Tra armi e cybersicurezza: l’Italia verso un obiettivo da 113 miliardi

La corsa agli armamenti dell’era post-2022 accelera. L’Alleanza Atlantica si prepara a rilanciare il proprio impegno sulla spesa militare con un obiettivo ambizioso: portare i Paesi membri a investire il 3,5% del Pil nella difesa. Un ulteriore 1,5% dovrebbe poi essere dedicato alla cybersicurezza e ad altri ambiti strategici ancora da definire. Una soglia che, per l’Italia, significherebbe raggiungere un livello di spesa annuo pari a 113 miliardi di euro.

Un primo passo: la manovra da 35 miliardi

L’ultima manovra finanziaria ha rappresentato un segnale chiaro: tra il 2025 e il 2039 l’Italia destinerà 35 miliardi aggiuntivi alla Difesa. Una somma significativa, che però – per ammissione dello stesso esecutivo – è solo un passo iniziale verso gli obiettivi fissati dalla Nato. Il Governo italiano sostiene di aver già centrato il target del 2% del Pil previsto dal Patto Atlantico, grazie all’applicazione di un criterio contabile più ampio, quello suggerito dal manuale Nato, che include una gamma più vasta di spese legate alla sicurezza nazionale.

Il nuovo obiettivo Nato: 3,5% più 1,5%

Tuttavia, l’asticella si alza. Il prossimo vertice Nato del 25-26 giugno dovrebbe ufficializzare il nuovo target: una spesa minima pari al 3,5% del Pil, a cui si affiancherà una raccomandazione per investimenti ulteriori – pari all’1,5% del Pil – in aree come cybersicurezza, difesa delle infrastrutture critiche, spazio, intelligence e contrasto alle minacce ibride.

Se si considerano i valori attuali del Prodotto interno lordo italiano, il solo passaggio dal 2% al 3,5% implicherebbe 33 miliardi di euro in più ogni anno. Oggi, infatti, il 3,5% del Pil vale 79 miliardi, a fronte di una spesa annua per la Difesa che oscilla intorno ai 46 miliardi (includendo le voci conteggiate con i criteri Nato). Con l’aggiunta dell’ulteriore 1,5% per cybersicurezza e altri settori, il fabbisogno complessivo toccherebbe quota 113 miliardi di euro annui.
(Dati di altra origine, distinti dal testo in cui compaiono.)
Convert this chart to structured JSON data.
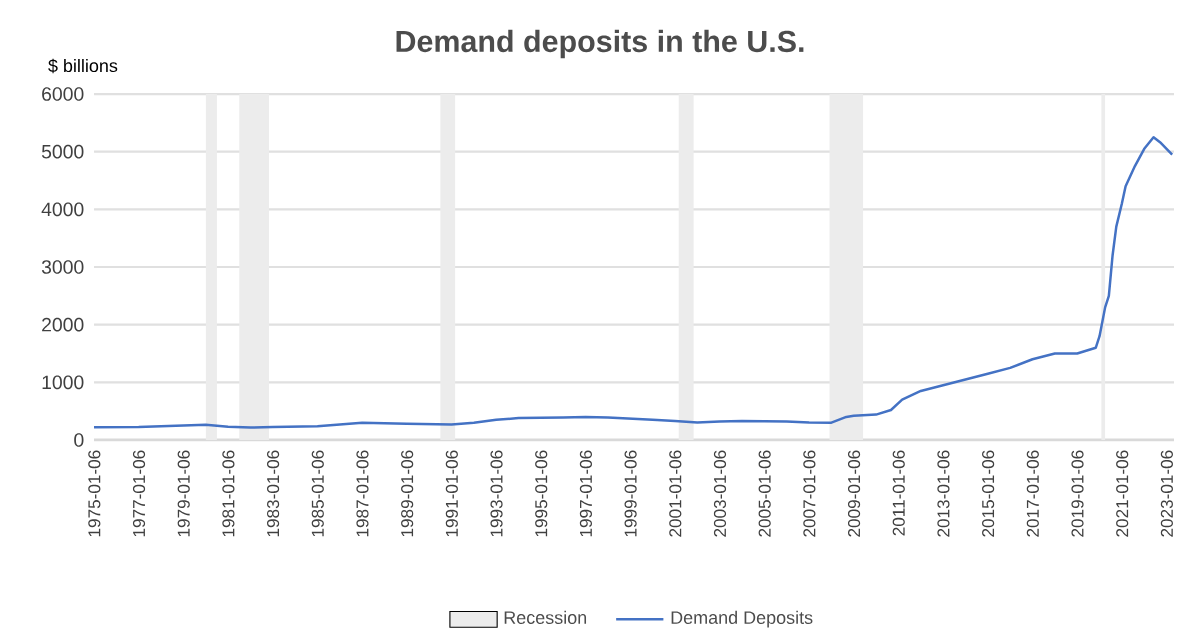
{
  "chart_data": {
    "type": "line",
    "title": "Demand deposits in the U.S.",
    "ylabel": "$ billions",
    "xlim": [
      "1975-01-01",
      "2023-05-01"
    ],
    "xticks": [
      "1975-01-06",
      "1977-01-06",
      "1979-01-06",
      "1981-01-06",
      "1983-01-06",
      "1985-01-06",
      "1987-01-06",
      "1989-01-06",
      "1991-01-06",
      "1993-01-06",
      "1995-01-06",
      "1997-01-06",
      "1999-01-06",
      "2001-01-06",
      "2003-01-06",
      "2005-01-06",
      "2007-01-06",
      "2009-01-06",
      "2011-01-06",
      "2013-01-06",
      "2015-01-06",
      "2017-01-06",
      "2019-01-06",
      "2021-01-06",
      "2023-01-06"
    ],
    "ylim": [
      0,
      6000
    ],
    "yticks": [
      0,
      1000,
      2000,
      3000,
      4000,
      5000,
      6000
    ],
    "grid": "y",
    "legend": "bottom",
    "bands": [
      {
        "axis": "x",
        "from": "1980-01",
        "to": "1980-07",
        "label": "Recession",
        "color": "#ececec"
      },
      {
        "axis": "x",
        "from": "1981-07",
        "to": "1982-11",
        "color": "#ececec"
      },
      {
        "axis": "x",
        "from": "1990-07",
        "to": "1991-03",
        "color": "#ececec"
      },
      {
        "axis": "x",
        "from": "2001-03",
        "to": "2001-11",
        "color": "#ececec"
      },
      {
        "axis": "x",
        "from": "2007-12",
        "to": "2009-06",
        "color": "#ececec"
      },
      {
        "axis": "x",
        "from": "2020-02",
        "to": "2020-04",
        "color": "#ececec"
      }
    ],
    "series": [
      {
        "name": "Demand Deposits",
        "color": "#4472c4",
        "x": [
          "1975-01",
          "1977-01",
          "1979-01",
          "1980-01",
          "1981-01",
          "1982-01",
          "1983-01",
          "1985-01",
          "1986-01",
          "1987-01",
          "1988-01",
          "1989-01",
          "1990-01",
          "1991-01",
          "1992-01",
          "1993-01",
          "1994-01",
          "1995-01",
          "1996-01",
          "1997-01",
          "1998-01",
          "1999-01",
          "2000-01",
          "2001-01",
          "2002-01",
          "2003-01",
          "2004-01",
          "2005-01",
          "2006-01",
          "2007-01",
          "2008-01",
          "2008-09",
          "2009-01",
          "2010-01",
          "2010-09",
          "2011-03",
          "2012-01",
          "2013-01",
          "2014-01",
          "2015-01",
          "2016-01",
          "2017-01",
          "2018-01",
          "2019-01",
          "2019-11",
          "2020-01",
          "2020-04",
          "2020-06",
          "2020-08",
          "2020-10",
          "2021-01",
          "2021-03",
          "2021-08",
          "2022-01",
          "2022-06",
          "2022-10",
          "2023-01",
          "2023-04"
        ],
        "values": [
          220,
          225,
          250,
          265,
          230,
          215,
          225,
          240,
          270,
          300,
          290,
          280,
          275,
          270,
          300,
          350,
          380,
          385,
          390,
          400,
          390,
          370,
          350,
          330,
          305,
          320,
          330,
          325,
          320,
          305,
          300,
          400,
          420,
          440,
          520,
          700,
          850,
          950,
          1050,
          1150,
          1250,
          1400,
          1500,
          1500,
          1600,
          1800,
          2300,
          2500,
          3200,
          3700,
          4100,
          4400,
          4750,
          5050,
          5250,
          5150,
          5050,
          4950
        ]
      }
    ]
  }
}
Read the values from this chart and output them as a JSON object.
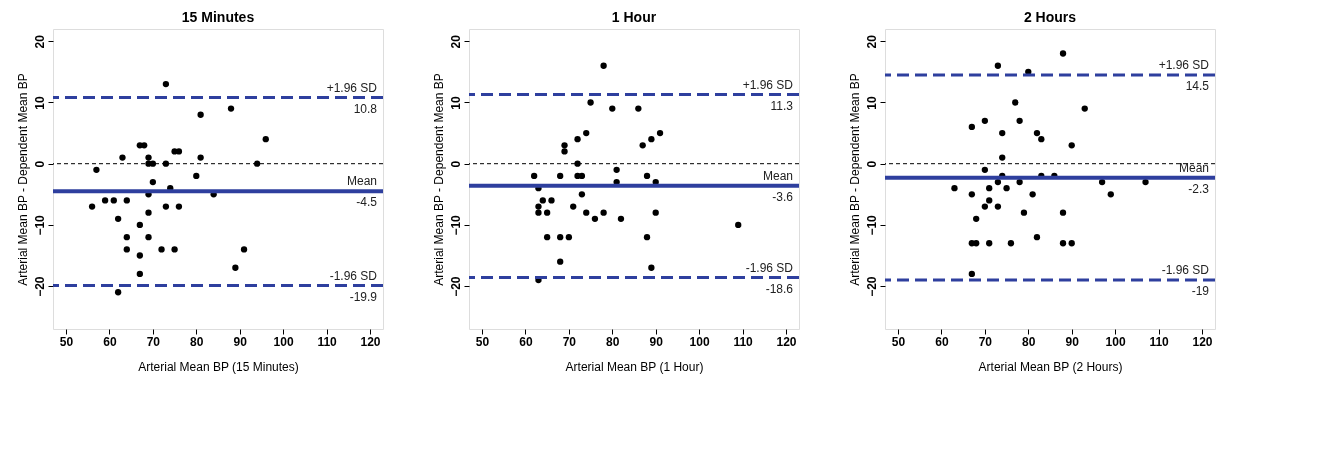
{
  "chart_data": [
    {
      "type": "scatter",
      "title": "15 Minutes",
      "xlabel": "Arterial Mean BP (15 Minutes)",
      "ylabel": "Arterial Mean BP - Dependent Mean BP",
      "xlim": [
        47,
        123
      ],
      "ylim": [
        -27,
        22
      ],
      "xticks": [
        50,
        60,
        70,
        80,
        90,
        100,
        110,
        120
      ],
      "yticks": [
        -20,
        -10,
        0,
        10,
        20
      ],
      "grid": false,
      "marker": "circle",
      "series": [
        {
          "color": "#000000",
          "x": [
            73,
            57,
            56,
            59,
            61,
            62,
            63,
            64,
            64,
            64,
            62,
            67,
            68,
            67,
            67,
            67,
            69,
            69,
            70,
            69,
            69,
            69,
            70,
            72,
            73,
            73,
            74,
            75,
            76,
            75,
            76,
            80,
            81,
            81,
            84,
            88,
            89,
            91,
            94,
            96
          ],
          "values": [
            13,
            -1,
            -7,
            -6,
            -6,
            -9,
            1,
            -6,
            -12,
            -14,
            -21,
            3,
            3,
            -10,
            -15,
            -18,
            1,
            0,
            0,
            -5,
            -8,
            -12,
            -3,
            -14,
            0,
            -7,
            -4,
            2,
            2,
            -14,
            -7,
            -2,
            8,
            1,
            -5,
            9,
            -17,
            -14,
            0,
            4
          ]
        }
      ],
      "ref_lines": [
        {
          "axis": "y",
          "value": 0,
          "color": "#000000",
          "line_style": "dotted"
        },
        {
          "axis": "y",
          "value": 10.8,
          "label": "+1.96 SD",
          "color": "#2e3f9e",
          "line_style": "dashed"
        },
        {
          "axis": "y",
          "value": -4.5,
          "label": "Mean",
          "color": "#2e3f9e",
          "line_style": "solid"
        },
        {
          "axis": "y",
          "value": -19.9,
          "label": "-1.96 SD",
          "color": "#2e3f9e",
          "line_style": "dashed"
        }
      ],
      "annotations": [
        {
          "text": "10.8",
          "y": 10.8
        },
        {
          "text": "-4.5",
          "y": -4.5
        },
        {
          "text": "-19.9",
          "y": -19.9
        }
      ]
    },
    {
      "type": "scatter",
      "title": "1 Hour",
      "xlabel": "Arterial Mean BP (1 Hour)",
      "ylabel": "Arterial Mean BP - Dependent Mean BP",
      "xlim": [
        47,
        123
      ],
      "ylim": [
        -27,
        22
      ],
      "xticks": [
        50,
        60,
        70,
        80,
        90,
        100,
        110,
        120
      ],
      "yticks": [
        -20,
        -10,
        0,
        10,
        20
      ],
      "grid": false,
      "marker": "circle",
      "series": [
        {
          "color": "#000000",
          "x": [
            78,
            75,
            80,
            86,
            74,
            72,
            69,
            69,
            87,
            89,
            91,
            72,
            62,
            68,
            72,
            73,
            81,
            81,
            88,
            90,
            63,
            63,
            64,
            63,
            65,
            66,
            73,
            71,
            74,
            76,
            78,
            82,
            90,
            65,
            68,
            70,
            68,
            88,
            89,
            63,
            109
          ],
          "values": [
            16,
            10,
            9,
            9,
            5,
            4,
            3,
            2,
            3,
            4,
            5,
            0,
            -2,
            -2,
            -2,
            -2,
            -1,
            -3,
            -2,
            -3,
            -4,
            -7,
            -6,
            -8,
            -8,
            -6,
            -5,
            -7,
            -8,
            -9,
            -8,
            -9,
            -8,
            -12,
            -12,
            -12,
            -16,
            -12,
            -17,
            -19,
            -10
          ]
        }
      ],
      "ref_lines": [
        {
          "axis": "y",
          "value": 0,
          "color": "#000000",
          "line_style": "dotted"
        },
        {
          "axis": "y",
          "value": 11.3,
          "label": "+1.96 SD",
          "color": "#2e3f9e",
          "line_style": "dashed"
        },
        {
          "axis": "y",
          "value": -3.6,
          "label": "Mean",
          "color": "#2e3f9e",
          "line_style": "solid"
        },
        {
          "axis": "y",
          "value": -18.6,
          "label": "-1.96 SD",
          "color": "#2e3f9e",
          "line_style": "dashed"
        }
      ],
      "annotations": [
        {
          "text": "11.3",
          "y": 11.3
        },
        {
          "text": "-3.6",
          "y": -3.6
        },
        {
          "text": "-18.6",
          "y": -18.6
        }
      ]
    },
    {
      "type": "scatter",
      "title": "2 Hours",
      "xlabel": "Arterial Mean BP (2 Hours)",
      "ylabel": "Arterial Mean BP - Dependent Mean BP",
      "xlim": [
        47,
        123
      ],
      "ylim": [
        -27,
        22
      ],
      "xticks": [
        50,
        60,
        70,
        80,
        90,
        100,
        110,
        120
      ],
      "yticks": [
        -20,
        -10,
        0,
        10,
        20
      ],
      "grid": false,
      "marker": "circle",
      "series": [
        {
          "color": "#000000",
          "x": [
            88,
            73,
            80,
            77,
            93,
            70,
            78,
            67,
            74,
            82,
            83,
            90,
            74,
            70,
            74,
            83,
            86,
            73,
            78,
            97,
            107,
            63,
            71,
            75,
            67,
            81,
            99,
            71,
            70,
            73,
            79,
            88,
            68,
            67,
            68,
            71,
            76,
            82,
            88,
            90,
            67
          ],
          "values": [
            18,
            16,
            15,
            10,
            9,
            7,
            7,
            6,
            5,
            5,
            4,
            3,
            1,
            -1,
            -2,
            -2,
            -2,
            -3,
            -3,
            -3,
            -3,
            -4,
            -4,
            -4,
            -5,
            -5,
            -5,
            -6,
            -7,
            -7,
            -8,
            -8,
            -9,
            -13,
            -13,
            -13,
            -13,
            -12,
            -13,
            -13,
            -18
          ]
        }
      ],
      "ref_lines": [
        {
          "axis": "y",
          "value": 0,
          "color": "#000000",
          "line_style": "dotted"
        },
        {
          "axis": "y",
          "value": 14.5,
          "label": "+1.96 SD",
          "color": "#2e3f9e",
          "line_style": "dashed"
        },
        {
          "axis": "y",
          "value": -2.3,
          "label": "Mean",
          "color": "#2e3f9e",
          "line_style": "solid"
        },
        {
          "axis": "y",
          "value": -19,
          "label": "-1.96 SD",
          "color": "#2e3f9e",
          "line_style": "dashed"
        }
      ],
      "annotations": [
        {
          "text": "14.5",
          "y": 14.5
        },
        {
          "text": "-2.3",
          "y": -2.3
        },
        {
          "text": "-19",
          "y": -19
        }
      ]
    }
  ]
}
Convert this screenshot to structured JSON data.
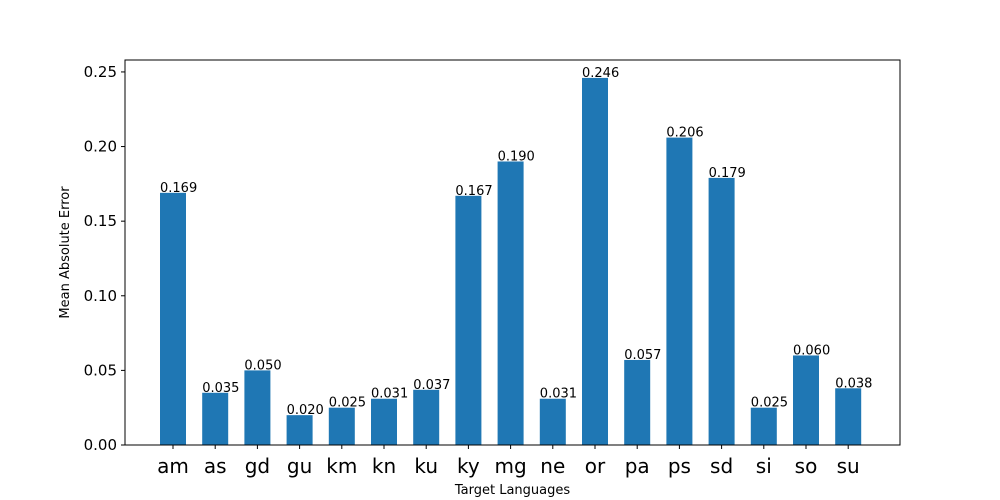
{
  "chart_data": {
    "type": "bar",
    "categories": [
      "am",
      "as",
      "gd",
      "gu",
      "km",
      "kn",
      "ku",
      "ky",
      "mg",
      "ne",
      "or",
      "pa",
      "ps",
      "sd",
      "si",
      "so",
      "su"
    ],
    "values": [
      0.169,
      0.035,
      0.05,
      0.02,
      0.025,
      0.031,
      0.037,
      0.167,
      0.19,
      0.031,
      0.246,
      0.057,
      0.206,
      0.179,
      0.025,
      0.06,
      0.038
    ],
    "data_labels": [
      "0.169",
      "0.035",
      "0.050",
      "0.020",
      "0.025",
      "0.031",
      "0.037",
      "0.167",
      "0.190",
      "0.031",
      "0.246",
      "0.057",
      "0.206",
      "0.179",
      "0.025",
      "0.060",
      "0.038"
    ],
    "title": "",
    "xlabel": "Target Languages",
    "ylabel": "Mean Absolute Error",
    "ylim": [
      0,
      0.258
    ],
    "yticks": [
      0.0,
      0.05,
      0.1,
      0.15,
      0.2,
      0.25
    ],
    "ytick_labels": [
      "0.00",
      "0.05",
      "0.10",
      "0.15",
      "0.20",
      "0.25"
    ],
    "bar_color": "#1f77b4",
    "grid": false,
    "legend": "none"
  }
}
Sette o dieci anni per adeguarsi

Di fronte a una simile proiezione, Roma chiede – insieme ad altri Stati europei – una gradualità nell’adeguamento, ipotizzando un percorso a sette o dieci anni. Ma il problema non è solo nel “quando”, bensì nel “come”. Il margine di bilancio a disposizione è ristretto. A meno di scelte drastiche o interventi straordinari, risulta complesso trovare spazio per un aumento strutturale della spesa di tale portata, soprattutto in un quadro macroeconomico in cui il ritorno ai vincoli di bilancio europei rende ogni margine di flessibilità più difficile da ottenere.

Il dilemma del debito comune europeo

Un’ipotesi sul tavolo – sostenuta da più voci, anche a Bruxelles – è quella di attivare un nuovo strumento di debito comune europeo, sul modello del Next Generation EU. L’obiettivo sarebbe quello di coordinare gli investimenti strategici nella difesa comune, alleggerendo il peso sui bilanci nazionali e favorendo la crescita dell’industria europea del settore. Ma l’Italia, in particolare, resta cauta su questa strada: teme che il ricorso al debito comune venga interpretato come una scappatoia per eludere le regole di bilancio o, peggio, come una richiesta di mutualizzazione del rischio sovrano.

Contabilità e mercati: due realtà diverse

Il Governo italiano punta molto sulla strategia dello “scorporo” contabile, ovvero l’esclusione delle spese militari e per la sicurezza dagli indicatori di deficit e debito previsti dalle regole Ue. Tuttavia, anche in caso di successo a Bruxelles, i mercati finanziari continueranno a valutare la sostenibilità del debito pubblico complessivo. In altre parole, anche se le spese per la Difesa fossero formalmente “fuori bilancio”, chi acquista BTp continuerà a tenerne conto nel calcolo del rischio paese.

Il percorso verso l’obiettivo Nato del 3,5% del Pil (più l’1,5% per la sicurezza digitale) rappresentao pertant una svolta epocale per la politica di bilancio italiana. Un cambiamento che richiede non solo risorse, ma anche una nuova visione strategica: sull’Europa della difesa, sul ruolo dell’Italia nello scacchiere atlantico e sulla capacità dello Stato di affrontare, in modo sostenibile, le sfide del futuro.